I’m not used to going out for pictures in winter: it’s cold, there’s almost nothing to photograph, and… it’s cold (yes I don’t like the cold)… So, the walking of the 11 January that I performed with the French naturalist association Des Espèces Parmi’Lyon was a great first for me (RIP to my fingers who passed away due to the cold ambient and the holding of the metal tube of my camera). With the small group of brave people who were with us, we lifted trees bark to discover the wildlife that had found refuge under it. And it paid off because not only did we find some interesting species, but I found two spider species that I had never met before!
One of the first animals we found was a pseudoscorpion; pseudoscorpions being an order within the Arachnida, just like spiders. They look like tiny scorpion without their tail. Some of them are frequently found under trees barks, and it’s difficult to go further than the order in the identification process.

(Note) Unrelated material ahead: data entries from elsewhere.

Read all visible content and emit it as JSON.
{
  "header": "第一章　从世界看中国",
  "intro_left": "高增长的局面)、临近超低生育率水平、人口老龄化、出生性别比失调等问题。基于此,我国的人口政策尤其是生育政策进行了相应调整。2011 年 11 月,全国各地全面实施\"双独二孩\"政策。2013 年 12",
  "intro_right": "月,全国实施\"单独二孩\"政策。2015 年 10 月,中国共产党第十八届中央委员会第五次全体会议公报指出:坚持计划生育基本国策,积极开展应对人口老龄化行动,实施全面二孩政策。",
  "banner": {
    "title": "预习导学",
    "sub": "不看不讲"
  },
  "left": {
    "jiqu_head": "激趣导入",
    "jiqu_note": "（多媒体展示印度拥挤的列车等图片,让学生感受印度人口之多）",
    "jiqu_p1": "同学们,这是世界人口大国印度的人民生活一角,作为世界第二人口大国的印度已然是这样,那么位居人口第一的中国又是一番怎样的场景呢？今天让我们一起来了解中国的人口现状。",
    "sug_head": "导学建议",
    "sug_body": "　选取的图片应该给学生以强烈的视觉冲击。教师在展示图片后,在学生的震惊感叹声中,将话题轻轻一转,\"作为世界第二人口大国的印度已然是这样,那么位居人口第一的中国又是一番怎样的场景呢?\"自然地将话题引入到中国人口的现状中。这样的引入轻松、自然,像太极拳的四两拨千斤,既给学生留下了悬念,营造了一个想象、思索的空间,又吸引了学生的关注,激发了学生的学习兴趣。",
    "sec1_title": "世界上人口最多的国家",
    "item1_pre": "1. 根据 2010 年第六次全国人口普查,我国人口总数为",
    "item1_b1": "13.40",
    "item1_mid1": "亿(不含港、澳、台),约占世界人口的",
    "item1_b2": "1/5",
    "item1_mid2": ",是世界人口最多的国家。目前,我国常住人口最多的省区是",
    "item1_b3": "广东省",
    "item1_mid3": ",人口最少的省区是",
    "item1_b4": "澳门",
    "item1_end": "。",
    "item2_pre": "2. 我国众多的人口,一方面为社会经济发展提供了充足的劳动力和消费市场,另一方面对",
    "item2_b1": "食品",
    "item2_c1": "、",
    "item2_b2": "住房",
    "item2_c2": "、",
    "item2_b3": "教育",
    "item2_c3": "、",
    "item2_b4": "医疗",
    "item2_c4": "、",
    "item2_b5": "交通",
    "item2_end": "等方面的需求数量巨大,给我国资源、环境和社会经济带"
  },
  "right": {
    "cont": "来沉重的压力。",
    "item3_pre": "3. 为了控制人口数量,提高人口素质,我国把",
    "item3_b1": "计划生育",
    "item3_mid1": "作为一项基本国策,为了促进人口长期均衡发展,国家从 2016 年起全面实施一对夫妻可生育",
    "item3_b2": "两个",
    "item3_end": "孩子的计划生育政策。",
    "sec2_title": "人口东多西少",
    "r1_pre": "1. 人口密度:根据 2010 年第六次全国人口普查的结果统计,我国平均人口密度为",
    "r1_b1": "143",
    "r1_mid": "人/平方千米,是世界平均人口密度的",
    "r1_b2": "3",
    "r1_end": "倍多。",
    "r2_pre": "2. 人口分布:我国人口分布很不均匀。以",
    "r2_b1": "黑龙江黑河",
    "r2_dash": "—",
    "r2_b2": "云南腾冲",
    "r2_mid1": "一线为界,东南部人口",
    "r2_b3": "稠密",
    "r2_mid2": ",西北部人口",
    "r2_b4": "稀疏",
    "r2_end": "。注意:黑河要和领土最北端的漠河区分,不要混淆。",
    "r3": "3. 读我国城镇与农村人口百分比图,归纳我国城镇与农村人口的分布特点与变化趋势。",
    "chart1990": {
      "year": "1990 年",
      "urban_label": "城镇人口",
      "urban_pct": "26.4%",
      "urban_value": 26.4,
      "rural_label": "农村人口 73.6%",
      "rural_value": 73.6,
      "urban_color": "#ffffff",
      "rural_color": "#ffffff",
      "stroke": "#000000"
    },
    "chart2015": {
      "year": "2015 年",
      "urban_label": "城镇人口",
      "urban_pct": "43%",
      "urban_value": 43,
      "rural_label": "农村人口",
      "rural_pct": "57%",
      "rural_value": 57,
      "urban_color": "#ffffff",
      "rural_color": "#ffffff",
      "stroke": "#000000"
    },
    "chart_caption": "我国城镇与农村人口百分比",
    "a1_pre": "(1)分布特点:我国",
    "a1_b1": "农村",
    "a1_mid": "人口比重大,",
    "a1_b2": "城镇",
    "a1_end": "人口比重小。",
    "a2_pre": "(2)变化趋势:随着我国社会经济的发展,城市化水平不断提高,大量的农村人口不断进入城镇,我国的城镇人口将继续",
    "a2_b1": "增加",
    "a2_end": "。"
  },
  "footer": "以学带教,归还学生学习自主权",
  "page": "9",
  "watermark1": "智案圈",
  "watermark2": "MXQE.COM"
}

Then we found some spiders. In a thick silk lodge as usual, a yellow Cheiracanthium sp. (Cheiracanthiidae) which was numbed by the cold. Under another tree bark piece, we found a new species for me, Porrhoclubiona leucapsis (Clubionidae) in a silk lodge, surrounded by a Corythucha ciliata (Tingidae) and two Arocatus roeselii (bugs belonging to the family Lygaeidae). Another Clubionidae was found: Clubiona cf. corticalis, the immature palpal bulbs meaning it’s a juvenile male, and we also found the second new species for me: Harpactea hombergi, a red Dysderidae with normal chelicerae and annelated legs!